Congress leader Deepender Singh Hooda on Sunday said he will introduce a Right to Clean Air Bill in Parliament during the Winter Session, The Indian Express reported. “If we can have the Right to Food Act and Right to Education Act, why can’t we have a Right to Clean Air Act?” the Rohtak MP said. “Without food, you can survive for days, but without air you can’t survive for even a minute.”
Hooda on Sunday wrote to Prime Minister Narendra Modi, urging him to take note of the air pollution problem and head a panel of chief ministers of all North Indian states to tackle the health hazard. “Children are the worst hit, and I think you would agree with me when I say that every child has the right to grow up in clean air,” Hooda said in his letter to Modi. “Matters have reached a point where every child, elderly persons and people from all age groups have been exposed to levels of smoke that comes from smoking about 50 cigarettes.”
The Congress leader also called Environment Minister Harsh Vardhan’s remarks “underplaying” the pollution in Delhi as “unfortunate”. On Friday, Vardhan had said the government cannot undertake a surgical strike against air pollution, which he said has to be tackled by the states. The minister also dismissed the Aam Aadmi Party’s claim that the Centre was not doing enough to combat the smog choking Delhi.

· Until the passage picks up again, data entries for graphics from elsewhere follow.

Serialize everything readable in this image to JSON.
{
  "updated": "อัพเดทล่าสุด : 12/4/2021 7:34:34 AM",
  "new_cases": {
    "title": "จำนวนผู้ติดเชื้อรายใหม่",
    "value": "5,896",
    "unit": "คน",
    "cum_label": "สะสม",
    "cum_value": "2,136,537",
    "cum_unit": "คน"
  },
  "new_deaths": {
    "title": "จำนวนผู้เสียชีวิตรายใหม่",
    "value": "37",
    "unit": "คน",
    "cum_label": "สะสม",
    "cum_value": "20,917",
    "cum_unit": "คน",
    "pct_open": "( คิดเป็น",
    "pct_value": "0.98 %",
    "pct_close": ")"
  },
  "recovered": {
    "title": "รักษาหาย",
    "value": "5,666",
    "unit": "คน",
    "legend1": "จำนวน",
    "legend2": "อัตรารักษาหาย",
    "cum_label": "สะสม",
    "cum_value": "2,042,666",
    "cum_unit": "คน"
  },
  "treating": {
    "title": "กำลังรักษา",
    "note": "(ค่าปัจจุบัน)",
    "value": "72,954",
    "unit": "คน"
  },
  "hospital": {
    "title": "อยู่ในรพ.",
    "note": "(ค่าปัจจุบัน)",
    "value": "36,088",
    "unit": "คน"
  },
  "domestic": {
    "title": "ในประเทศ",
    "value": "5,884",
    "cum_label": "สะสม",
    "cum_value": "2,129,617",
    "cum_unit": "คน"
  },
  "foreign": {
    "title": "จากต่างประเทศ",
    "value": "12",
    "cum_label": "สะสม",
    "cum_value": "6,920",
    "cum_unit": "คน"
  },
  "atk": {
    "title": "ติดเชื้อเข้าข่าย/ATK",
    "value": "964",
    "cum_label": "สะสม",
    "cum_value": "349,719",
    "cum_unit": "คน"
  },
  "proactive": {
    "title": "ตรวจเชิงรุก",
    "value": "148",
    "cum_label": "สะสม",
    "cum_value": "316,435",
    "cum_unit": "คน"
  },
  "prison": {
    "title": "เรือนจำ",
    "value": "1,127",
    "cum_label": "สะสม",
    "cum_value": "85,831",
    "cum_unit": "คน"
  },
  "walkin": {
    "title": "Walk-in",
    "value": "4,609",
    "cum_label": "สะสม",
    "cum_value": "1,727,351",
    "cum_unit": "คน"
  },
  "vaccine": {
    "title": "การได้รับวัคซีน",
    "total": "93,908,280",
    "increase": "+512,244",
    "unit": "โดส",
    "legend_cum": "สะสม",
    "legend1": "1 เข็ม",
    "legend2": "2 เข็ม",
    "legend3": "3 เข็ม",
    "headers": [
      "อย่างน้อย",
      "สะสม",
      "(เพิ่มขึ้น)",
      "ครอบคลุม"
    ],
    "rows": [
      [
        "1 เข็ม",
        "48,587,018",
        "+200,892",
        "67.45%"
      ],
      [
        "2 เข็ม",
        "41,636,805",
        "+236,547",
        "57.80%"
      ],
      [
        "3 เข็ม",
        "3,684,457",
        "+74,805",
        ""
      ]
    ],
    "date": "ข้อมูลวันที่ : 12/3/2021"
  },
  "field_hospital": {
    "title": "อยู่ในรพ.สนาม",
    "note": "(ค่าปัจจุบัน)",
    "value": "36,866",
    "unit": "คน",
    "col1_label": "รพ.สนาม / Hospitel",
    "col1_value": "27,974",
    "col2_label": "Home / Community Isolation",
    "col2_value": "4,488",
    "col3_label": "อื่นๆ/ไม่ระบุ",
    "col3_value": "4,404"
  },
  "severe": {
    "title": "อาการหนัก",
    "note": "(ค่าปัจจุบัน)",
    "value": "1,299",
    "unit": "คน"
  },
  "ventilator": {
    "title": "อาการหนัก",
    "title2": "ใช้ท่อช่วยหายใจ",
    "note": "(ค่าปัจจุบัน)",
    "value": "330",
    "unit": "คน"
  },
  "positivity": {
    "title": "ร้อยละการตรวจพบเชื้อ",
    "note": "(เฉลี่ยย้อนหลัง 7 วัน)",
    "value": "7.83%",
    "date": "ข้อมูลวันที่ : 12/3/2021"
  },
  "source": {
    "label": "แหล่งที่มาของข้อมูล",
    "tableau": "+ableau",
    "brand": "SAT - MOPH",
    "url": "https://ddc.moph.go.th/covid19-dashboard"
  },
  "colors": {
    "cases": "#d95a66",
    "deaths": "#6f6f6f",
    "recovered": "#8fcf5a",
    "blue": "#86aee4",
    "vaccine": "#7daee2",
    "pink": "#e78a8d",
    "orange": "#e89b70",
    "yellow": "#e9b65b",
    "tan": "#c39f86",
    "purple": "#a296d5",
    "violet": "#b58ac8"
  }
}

Hooda, the only Opposition MP from the National Capital Region, told The Indian Express that it was unlikely that the Bharatiya Janata Party would take up the issue in Parliament, as it held 18 of the 19 seats from the region. “The problem is that air – the most essential thing for life – is not a political issue,” he said. “To something like the film Padmavati, everyone, including my own party, will react. But something like this [pollution], it doesn’t seem an important issue at all.”